By 2026, the global adoption of a low-carbon economy will have taken huge strides, with smart city revenues and energy storage deployment skyrocketing, and the number of low-carbon heavy-duty vehicles on the roads also increasing at impressive rates.

That’s according to a flurry of new reports from clean technology market research firm Navigant Research, which point to significant growth in four key areas of the low-carbon movement: smart city development; energy storage deployment; the rollout of fuel-cell cars and buses; and sales of alternative powertrains for heavy-duty vehicles. 

Global smart city revenue is expected to grow from $36.8bn in 2016 to $88.7bn by 2025, one report claims. Another highlights that energy storage deployment in major world markets looks set to reach 62GW over the next 10 years.

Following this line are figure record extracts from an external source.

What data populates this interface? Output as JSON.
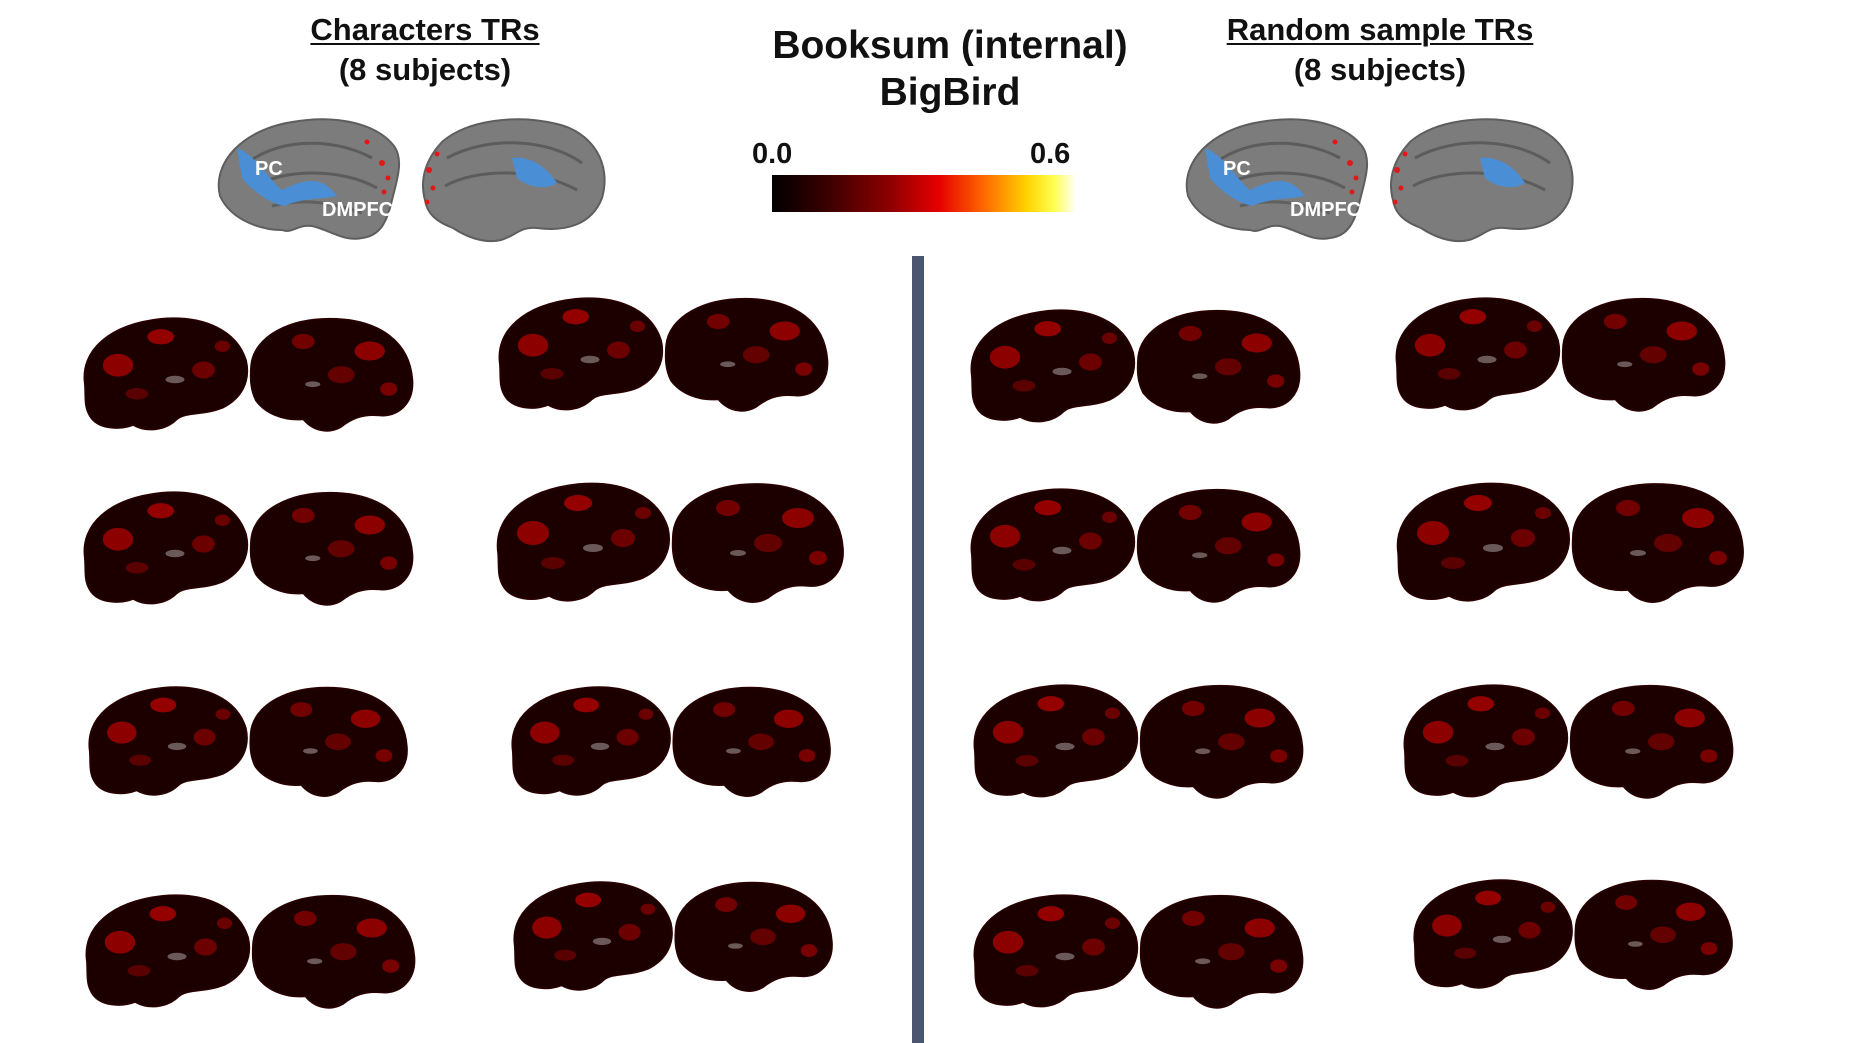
{
  "figure": {
    "center_title_line1": "Booksum (internal)",
    "center_title_line2": "BigBird",
    "colorbar": {
      "min_label": "0.0",
      "max_label": "0.6",
      "colormap": "hot"
    },
    "panels": [
      {
        "title": "Characters TRs",
        "subtitle": "(8 subjects)",
        "roi_labels": [
          "PC",
          "DMPFC"
        ],
        "roi_color": "#4a90d9",
        "subjects": 8
      },
      {
        "title": "Random sample TRs",
        "subtitle": "(8 subjects)",
        "roi_labels": [
          "PC",
          "DMPFC"
        ],
        "roi_color": "#4a90d9",
        "subjects": 8
      }
    ],
    "colors": {
      "divider": "#4a5670",
      "brain_reference": "#808080",
      "brain_map_base": "#1a0000"
    }
  }
}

Meanwhile, the third report estimates that global sales of fuel cell cars and buses will total more than 580,000 between now and 2024, while the final report concludes that alternative powertrain sales for medium and heavy duty vehicles will pass the 800,000 mark by 2026.

“Today, city leaders and suppliers are recognising that there needs to be a more clear and timely route to the broader deployment of proven technologies and solutions,” Navigant’s research director Eric Woods said. “The question is how to establish the right business models and deployment strategies to enable this expansion.”

The four reports layout how cities, storage and transport form fundamental pillars to drive innovation and sustainable growth. In regards to smart cities, Navigant explains that the accelerated uptake of the Internet of Things will mobilise large-scale projects across energy, water, mobility, buildings and government. The report notes that data-driven policy-making will incentivise smart investments that will see revenue in smart cities more than double.

Navigant anticipates a growth in the energy storage markets of North America and Asia Pacific which will be aided by the “rapidly declining costs” of storage deployment. The report notes that after a nascent stage, the aforementioned markets will develop into world leaders. Asia Pacific’s five major markets are expected to deploy 199.5 MW of distributed storage capacity in 2015, rising to 9.4GW by 2025.

Vehicle evolution

As the transport sector weans off of its “fossil fuel addiction”, Navigant is expecting businesses to lead the way. A report states that current fuel cell ranges of 300 miles will be incrementally increased over time, leading to a greater portion of low-carbon vehicles on the roads by 2024.

“Manufacturers are pursuing fuel cells to meet the needs of larger, longer-range vehicles,” Navigant’s research analyst Lisa Jerram said. “Overall, the driver for fuel cell vehicles activity continues to be the sentiment that a diverse drivetrain mix will be needed if the transportation sector is to shift away from petroleum dependence.”

With the researchers estimating that global sales of fuel cell cars and buses will reach 580,000 in the 10-year timeframe, more needs to be done to embed the correct infrastructure and policies, with more charging stations required over a larger geographic area. Currently, the UK has just two hydrogen-fuel cell models available.

While passenger vehicles are already undergoing a transition, there is a danger that heavy duty vehicles are getting left behind. The final Navigant report notes that, in order to keep up with the low-carbon transition, heavy duty fleet operators will turn to a variety of powertrain and design specifications to improve fuel efficiency.

Alternate powertrain types, such as plug-in hybrid, battery electric, hydrogen and natural gas will all become viable options as economies grow and truck fleets increase. Navigant is expecting sales of alternate-powertrain, heavy-duty vehicles to reach 820,000 in 2026. In a bid to improve efficiency further, the report claims that aerodynamic aids, low rolling resistance tires and vehicle lightweighting will all be explored.